In June, new yuan loans amounted to 1.08 trillion yuan, according to previous data.
The central bank attributed the slump in bank lending last month to seasonal factors, falling deposits, and flagging loan demand due to downward pressure on the economy. Growing pressure on lenders to enhance their credit-assets quality also led to the weak loan growth, the paper said.
Wealth management products as well as new funds flowing into the stock market have resulted in a decline in bank deposits, which fell by 1.98 trillion yuan at the end of July.
Wen Bin, chief analyst with Minsheng Banking, was quoted as saying that credit risks are on the rise amid slowing economic growth.

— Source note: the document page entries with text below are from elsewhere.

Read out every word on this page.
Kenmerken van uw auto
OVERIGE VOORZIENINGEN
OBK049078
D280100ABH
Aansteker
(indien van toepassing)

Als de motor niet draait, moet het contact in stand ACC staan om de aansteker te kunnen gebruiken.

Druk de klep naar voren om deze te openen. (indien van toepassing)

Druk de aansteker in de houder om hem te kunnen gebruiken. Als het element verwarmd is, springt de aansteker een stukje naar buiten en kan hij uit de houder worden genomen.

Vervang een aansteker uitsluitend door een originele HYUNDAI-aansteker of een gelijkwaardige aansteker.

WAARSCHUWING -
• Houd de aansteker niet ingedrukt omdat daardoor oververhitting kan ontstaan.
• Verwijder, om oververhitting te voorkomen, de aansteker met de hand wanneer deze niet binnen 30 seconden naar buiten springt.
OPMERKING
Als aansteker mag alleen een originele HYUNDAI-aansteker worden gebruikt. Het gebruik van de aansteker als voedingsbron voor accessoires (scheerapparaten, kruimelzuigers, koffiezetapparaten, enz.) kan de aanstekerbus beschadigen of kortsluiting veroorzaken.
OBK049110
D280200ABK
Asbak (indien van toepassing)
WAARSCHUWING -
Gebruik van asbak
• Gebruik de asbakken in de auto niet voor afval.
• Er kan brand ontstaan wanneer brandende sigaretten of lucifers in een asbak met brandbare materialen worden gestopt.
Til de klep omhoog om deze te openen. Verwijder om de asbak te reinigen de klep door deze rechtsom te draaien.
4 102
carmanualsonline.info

Banks are reluctant to lend to small firms and property-related sectors due to fears that bad loans may rise. Meanwhile, loan demand from some real-estate developers has also waned due to a downturn in property prices.
The plunge in new yuan loans has triggered speculation that the central bank will switch to a relatively loose monetary policy and reduce enterprises’ financing costs. Some analysts aver that a single month data shouldn’t be overstated. They argue that the July data is still in a reasonable zone considering the seasonal factors, as loans usually fall at the beginning of a new quarter after a lending spree at the end of the previous quarter.
The central bank reaffirmed its stance that it will maintain a prudent monetary policy, with fine-tuning done as and when necessary.
Li Huiyong, chief analyst with Shenyin Wanguo Securities, was cited as saying that the government may take further action to reduce financing costs and shore up the economy. The possibility of a rate cut should be watched around October when price pressures rise further, he said.